Important Takeaways from the American Association of Kidney Patients Annual Patient Meeting

Rachyl Pines Transplant News

By Erica Ho, Research and Education Associate

On September 11, I attended Day 1 of the American Association of Kidney Patients (AAKP) National Patient Meeting. AAKP is the oldest and largest kidney patient organization in the United States and its mission is to improve the lives of kidney patients through education, advocacy, and community engagement. The National Patient Meeting is an annual event where members of the kidney community can access the latest news and research on kidney disease. This year, the presentations and exhibitions focused heavily on the importance of being mindful of the patients’ experience in the development of new technologies and solutions to improve outcomes for kidney disease patients. Some of the talks I attended discussed topics such as the importance of patient engagement in clinical trials, how patients are guiding the future of kidney research, and why plain language is important in kidney and transplant care. At TREC, we share in the value of designing patient education and outreach to be patient-centered. We demonstrate this by ensuring our health education is created using health literacy best practices and through our Living Donation Storytelling Project, where patients themselves talk about their transplant journey and answer common questions people exploring transplant might have.

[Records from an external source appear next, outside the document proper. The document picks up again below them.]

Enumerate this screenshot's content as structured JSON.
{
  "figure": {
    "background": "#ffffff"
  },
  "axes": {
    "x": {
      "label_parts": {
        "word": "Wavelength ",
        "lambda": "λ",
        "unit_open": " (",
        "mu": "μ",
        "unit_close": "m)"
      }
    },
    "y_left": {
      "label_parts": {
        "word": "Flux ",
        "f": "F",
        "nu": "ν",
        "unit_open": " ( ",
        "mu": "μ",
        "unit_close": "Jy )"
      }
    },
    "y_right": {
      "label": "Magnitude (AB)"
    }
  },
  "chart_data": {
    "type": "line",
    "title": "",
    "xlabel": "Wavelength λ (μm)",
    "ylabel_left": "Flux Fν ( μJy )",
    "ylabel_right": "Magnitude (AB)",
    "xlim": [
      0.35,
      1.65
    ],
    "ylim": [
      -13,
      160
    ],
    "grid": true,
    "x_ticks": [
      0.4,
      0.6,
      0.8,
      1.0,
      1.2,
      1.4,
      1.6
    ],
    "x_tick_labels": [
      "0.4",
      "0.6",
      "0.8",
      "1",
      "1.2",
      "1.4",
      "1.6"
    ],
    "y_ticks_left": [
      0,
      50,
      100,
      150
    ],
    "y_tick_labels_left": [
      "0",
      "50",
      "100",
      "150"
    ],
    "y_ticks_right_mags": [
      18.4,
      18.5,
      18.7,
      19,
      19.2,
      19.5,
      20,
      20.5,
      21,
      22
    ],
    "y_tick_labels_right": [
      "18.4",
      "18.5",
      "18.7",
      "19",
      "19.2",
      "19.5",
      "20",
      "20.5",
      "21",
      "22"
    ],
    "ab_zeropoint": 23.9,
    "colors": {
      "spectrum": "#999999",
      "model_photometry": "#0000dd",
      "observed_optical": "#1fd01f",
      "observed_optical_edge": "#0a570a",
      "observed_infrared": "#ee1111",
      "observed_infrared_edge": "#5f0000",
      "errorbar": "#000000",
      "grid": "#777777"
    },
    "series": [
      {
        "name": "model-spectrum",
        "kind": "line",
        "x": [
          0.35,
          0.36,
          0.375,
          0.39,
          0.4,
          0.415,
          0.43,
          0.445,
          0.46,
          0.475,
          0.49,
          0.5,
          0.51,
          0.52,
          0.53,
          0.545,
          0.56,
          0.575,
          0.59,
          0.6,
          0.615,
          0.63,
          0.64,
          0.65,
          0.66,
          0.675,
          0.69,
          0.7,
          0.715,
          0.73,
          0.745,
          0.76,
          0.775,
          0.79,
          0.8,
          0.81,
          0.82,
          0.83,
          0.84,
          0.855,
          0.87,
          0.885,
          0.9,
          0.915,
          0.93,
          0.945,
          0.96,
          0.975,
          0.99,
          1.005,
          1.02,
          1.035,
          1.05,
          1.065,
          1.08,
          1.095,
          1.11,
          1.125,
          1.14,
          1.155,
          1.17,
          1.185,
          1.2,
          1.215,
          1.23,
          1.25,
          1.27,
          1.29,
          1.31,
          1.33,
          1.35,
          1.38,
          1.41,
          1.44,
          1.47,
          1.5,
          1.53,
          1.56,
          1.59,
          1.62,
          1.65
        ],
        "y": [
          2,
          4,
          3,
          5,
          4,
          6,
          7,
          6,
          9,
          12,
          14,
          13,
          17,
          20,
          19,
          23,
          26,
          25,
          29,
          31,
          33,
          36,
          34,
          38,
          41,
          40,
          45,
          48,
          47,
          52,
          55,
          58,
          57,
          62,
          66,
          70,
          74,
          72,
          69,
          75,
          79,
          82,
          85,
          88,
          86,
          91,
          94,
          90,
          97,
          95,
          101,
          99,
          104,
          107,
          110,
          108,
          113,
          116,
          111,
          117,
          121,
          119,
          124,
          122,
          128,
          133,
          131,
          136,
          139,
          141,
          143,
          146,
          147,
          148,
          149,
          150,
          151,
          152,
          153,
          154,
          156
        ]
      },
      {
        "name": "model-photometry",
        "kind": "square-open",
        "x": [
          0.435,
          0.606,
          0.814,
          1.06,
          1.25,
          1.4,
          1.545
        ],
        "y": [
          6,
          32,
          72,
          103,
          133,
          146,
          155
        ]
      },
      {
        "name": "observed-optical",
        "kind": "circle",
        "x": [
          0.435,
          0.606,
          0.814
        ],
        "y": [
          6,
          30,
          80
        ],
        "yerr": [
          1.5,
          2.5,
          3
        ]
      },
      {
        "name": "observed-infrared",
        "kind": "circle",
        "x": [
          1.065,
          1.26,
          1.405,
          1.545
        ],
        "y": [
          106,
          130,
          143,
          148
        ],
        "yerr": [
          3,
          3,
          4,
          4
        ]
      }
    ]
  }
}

The first presentation I attended of the day focused on engaging patients in clinical trials. Dr. Shahid Muhammad, an academic researcher from the University of Western England, Bristol who studies kidneys presented on the importance of designing clinical trials to be patient-centered. This means that researchers should be communicating constantly with patients and should be very mindful of what the patients in their study want. He believes that a well-designed study has informed and involved patient participants, peer support groups, and accessible results and reports to keep patients knowledgeable and able to understand the progress being made. Good communication with researchers and feedback from the patients will make the clinical trial stronger and more likely to address the needs of the patients since they are involved in the trial design process.

Another interesting talk I attended was on how patients can guide the future of kidney research. This talk was a compilation of speakers discussing why patients are crucial to the innovation and design of new transplant technologies and solutions. Dr. Prabir Roy-Chaudhury started the presentation with a talk on how patient-centered research can be effective in addressing various barriers to healthcare accessibility, such as medical mistrust, miscommunication, and disparities that affect minorities. Dr. Crystal Gadegbeku described her involvement with a program called NEPTUNE, which is a research consortium comprised of researchers, physicians, and patient advocates working to cure nephrotic syndrome (a chronic disease that causes your body to make too much protein in urine). Dr. Sagar Nigwekar then talked about how patient and caregiver input is important to coming up with solutions to what the patient prioritizes, rather than only focusing on what a doctor may deem important. Finally, Dr. Elisa Gordon wrapped up this segment by talking about how keeping patients actively involved in clinical trials will result in a better trial, which will not only benefit them ,but future patients and the entire research field as well.

Lastly, Dr. Allison Tong from the University of Sydney led a breakout session on plain language. Dr. Tong discussed how to change the vocabulary we use to describe kidney disease to patients to make sure we continuously empower and uplift patients. Researchers and providers alike should consider being mindful of the words we use to discuss kidney disease, and recognize that using phrases like “end stage kidney disease” might cause distress or confusion in new patients. Changing the vocabulary we use can make a huge difference in how patients respond to their treatment and the relationship they have with their care team. Because TREC works frequently on making sure our education materials are written in a way that help patients learn without becoming overwhelmed or discouraged, this breakout session was particularly important and applicable to the work we do at TREC.

The 2020 Patient Meeting was extremely informative and it is inspiring knowing that patient engagement and the patient experience is being acknowledged as an important area of research in the field. Hopefully, in the future, as more research is done to improve patient involvement in research and treatment, this will lead to massive improvements in outcomes for not only kidney patients, but the entire healthcare field.